MHPD was using a relatively small area of the park, so planning began immediately on the larger undeveloped portion. First on the agenda was corrective action on a number of problems before we could even think about development. They ranged from drainage to vandal hideouts in the woods to bedsprings. Perhaps it was a desk sergeant trying to come under budget or, for convenience, who made the decision to bury the springs from torn-down barracks when the military moved on in the 1950s? We probably had more money in downtime replacing spike teeth on our tine harrow than the springs were originally worth! Today the beautiful, well-groomed softball field on the corner of Malden Road and Westwood Avenue gives no hint of a bedsprings burial ground.

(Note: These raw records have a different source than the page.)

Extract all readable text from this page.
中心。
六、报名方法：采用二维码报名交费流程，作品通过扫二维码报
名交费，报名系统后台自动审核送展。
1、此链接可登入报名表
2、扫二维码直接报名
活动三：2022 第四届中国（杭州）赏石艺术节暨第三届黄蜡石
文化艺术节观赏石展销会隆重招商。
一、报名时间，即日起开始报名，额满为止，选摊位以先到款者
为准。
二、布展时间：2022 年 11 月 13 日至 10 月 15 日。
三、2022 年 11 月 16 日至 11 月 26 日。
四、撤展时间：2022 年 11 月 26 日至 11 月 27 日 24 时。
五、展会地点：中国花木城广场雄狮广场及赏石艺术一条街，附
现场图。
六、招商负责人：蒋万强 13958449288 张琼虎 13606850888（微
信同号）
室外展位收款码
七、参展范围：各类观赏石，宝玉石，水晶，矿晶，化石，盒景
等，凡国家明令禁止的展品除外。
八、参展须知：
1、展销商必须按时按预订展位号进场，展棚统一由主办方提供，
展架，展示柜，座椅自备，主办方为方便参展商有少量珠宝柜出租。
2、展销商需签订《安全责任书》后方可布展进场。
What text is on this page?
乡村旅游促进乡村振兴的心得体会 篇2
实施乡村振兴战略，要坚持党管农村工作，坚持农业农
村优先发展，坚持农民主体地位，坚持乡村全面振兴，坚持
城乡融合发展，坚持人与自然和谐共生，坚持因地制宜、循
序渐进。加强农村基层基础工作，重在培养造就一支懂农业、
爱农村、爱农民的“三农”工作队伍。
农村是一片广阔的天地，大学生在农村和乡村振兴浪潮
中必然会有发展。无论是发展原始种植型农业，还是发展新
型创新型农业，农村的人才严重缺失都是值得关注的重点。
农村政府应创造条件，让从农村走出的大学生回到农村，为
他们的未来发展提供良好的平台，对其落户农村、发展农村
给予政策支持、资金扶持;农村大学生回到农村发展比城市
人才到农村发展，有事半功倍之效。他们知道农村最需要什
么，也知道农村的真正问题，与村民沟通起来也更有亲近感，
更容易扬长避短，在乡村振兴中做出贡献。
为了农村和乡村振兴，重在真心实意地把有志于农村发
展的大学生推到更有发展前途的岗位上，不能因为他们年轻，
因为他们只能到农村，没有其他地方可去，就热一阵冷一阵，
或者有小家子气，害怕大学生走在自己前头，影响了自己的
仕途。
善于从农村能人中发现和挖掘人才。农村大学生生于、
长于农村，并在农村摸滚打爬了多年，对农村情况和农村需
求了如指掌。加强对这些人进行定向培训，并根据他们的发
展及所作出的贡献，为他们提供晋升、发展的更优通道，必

New development included additional playing fields and facilities for softball, little league, football, soccer and upgrades on existing fields on just about every inch of the park. To secure funding, federal grants operated on a point system. The more inclusive an applicant, the better the chances for success. Programs were proposed from tiny tots to seniors and even included a fitness trail because — you guessed it — more points. Eventually we had a firemen’s league, radio stations playing police departments, a military league, senior citizen concerts, a summer playground program, the large annual BOCES picnics and more.
Soon after Richfield Park was acquired by the town from MHPD, plans were developed to construct a swimming pool. I had gone to the town board asking for one pool and walked away that night with two — Electronics and Richfield! We tried ice skating, as well, with a tad more success than other parks because of an eight-foot fence we locked at night, a disappointment to vandals. This time, though, Mother Nature did us in by moving on to her next adventure prematurely. The melting and freezing clogged the drainage grate causing ponding, therefore posing a danger, especially, to smaller children. The decision was made to lock the park until corrective action could be forthcoming. The next day in the Syracuse paper was a picture of a girl with ice skates over her shoulder and padlock in hand. The caption: “Park officials lock kids out of park.” You’ve got to have a sense of humor to be a parks director.
Schaffer Park is a neighborhood park and the smallest in the system. Before the town of Salina created a parks and recreation department, programming was sponsored by the Lyncourt Youth Project Inc. and funded by the Lyncourt school district. The park was open for supervised summer playgrounds as well as well as leisure-time activities on a casual basis. As the town began to fulfill its mission to umbrella all areas across Salina, funding and programming eventually came to Schaffer Park, thus relieving residents in the fourth ward from being doubly taxed much the same as relief given taxpayers within the Mattydale-Hinsdale Park District.